2. Read long Rust files in a compressed form first

rtk read src/proxy.rs -l minimal --max-lines 220

Best for getting module structure and major branches before reading the raw file.

3. Audit integration examples across the docs site

cd ~/work/docs-studio
rtk grep "api.xairouter.com" content/blog content/docs

Best for checking base_url, /v1/responses, /v1/messages, and environment-variable consistency.
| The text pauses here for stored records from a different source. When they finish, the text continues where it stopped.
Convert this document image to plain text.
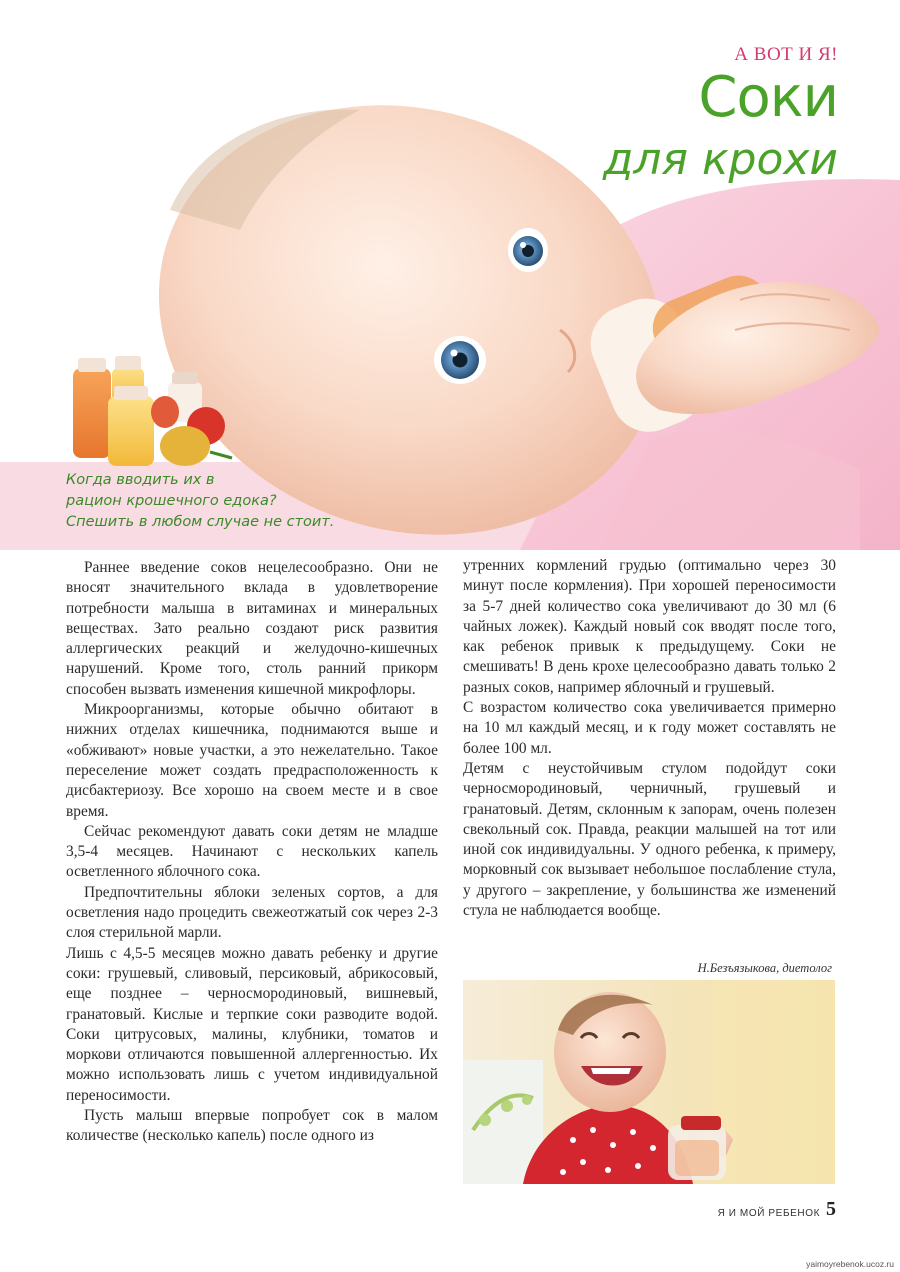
А ВОТ И Я!
Соки
для крохи
Когда вводить их в
рацион крошечного едока?
Спешить в любом случае не стоит.

Раннее введение соков нецелесообразно. Они не вносят значительного вклада в удовлетворение потребности малыша в витаминах и минеральных веществах. Зато реально создают риск развития аллергических реакций и желудочно-кишечных нарушений. Кроме того, столь ранний прикорм способен вызвать изменения кишечной микрофлоры.

Микроорганизмы, которые обычно обитают в нижних отделах кишечника, поднимаются выше и «обживают» новые участки, а это нежелательно. Такое переселение может создать предрасположенность к дисбактериозу. Все хорошо на своем месте и в свое время.

Сейчас рекомендуют давать соки детям не младше 3,5-4 месяцев. Начинают с нескольких капель осветленного яблочного сока.

Предпочтительны яблоки зеленых сортов, а для осветления надо процедить свежеотжатый сок через 2-3 слоя стерильной марли.

Лишь с 4,5-5 месяцев можно давать ребенку и другие соки: грушевый, сливовый, персиковый, абрикосовый, еще позднее – черносмородиновый, вишневый, гранатовый. Кислые и терпкие соки разводите водой. Соки цитрусовых, малины, клубники, томатов и моркови отличаются повышенной аллергенностью. Их можно использовать лишь с учетом индивидуальной переносимости.

Пусть малыш впервые попробует сок в малом количестве (несколько капель) после одного из

утренних кормлений грудью (оптимально через 30 минут после кормления). При хорошей переносимости за 5-7 дней количество сока увеличивают до 30 мл (6 чайных ложек). Каждый новый сок вводят после того, как ребенок привык к предыдущему. Соки не смешивать! В день крохе целесообразно давать только 2 разных соков, например яблочный и грушевый.

С возрастом количество сока увеличивается примерно на 10 мл каждый месяц, и к году может составлять не более 100 мл.

Детям с неустойчивым стулом подойдут соки черносмородиновый, черничный, грушевый и гранатовый. Детям, склонным к запорам, очень полезен свекольный сок. Правда, реакции малышей на тот или иной сок индивидуальны. У одного ребенка, к примеру, морковный сок вызывает небольшое послабление стула, у другого – закрепление, у большинства же изменений стула не наблюдается вообще.

Н.Безъязыкова, диетолог
Я И МОЙ РЕБЕНОК 5
yaimoyrebenok.ucoz.ru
4. Keep test runs failure-focused

cd ~/work/relay-gateway
rtk test cargo test

Best for medium or large Rust projects with noisy test output.

5. Deduplicate large logs before they hit the transcript

rtk log app.log

Best for repeated 429, timeout, retry, and upstream error patterns.

6. Measure what you are saving

rtk gain
rtk gain --graph

Those two commands are worth making part of the routine. One shows cumulative savings. The other shows trend shape over time.

When Not to Force RTK

RTK is excellent for coding-agent sessions with a lot of shell work, but not every command should be compressed by default.

You often want raw output when:

  • you need exact full JSON or protocol payloads
  • you are in deep one-off debugging and must inspect all logs
  • you need to preserve exact output formatting for manual copy/paste

The practical rule is simple: RTK should be the default for noisy shell work, not a hard requirement for every command.

The Fastest Rollout Path

If you want visible results today, the shortest paths are:

Claude Code users

export ANTHROPIC_BASE_URL="https://api.xairouter.com"
export ANTHROPIC_AUTH_TOKEN="your XAI API key"
brew install rtk
rtk init -g
claude

Codex users

export XAI_API_KEY="your XAI API key"
brew install rtk
rtk init -g --codex
codex

Then start with these four categories:

  • git status / git diff
  • read / cat / grep
  • test
  • log

For teams already relying on api.xairouter.com for routing, auth, quotas, model mapping, and failover, RTK is not "another layer of complexity." It is the missing local layer that stops low-value terminal output from bloating the transcript before that transcript ever reaches the model.

One-line summary:

XAI Router gets the request to the right model reliably. RTK keeps unnecessary terminal text from reaching that model in the first place.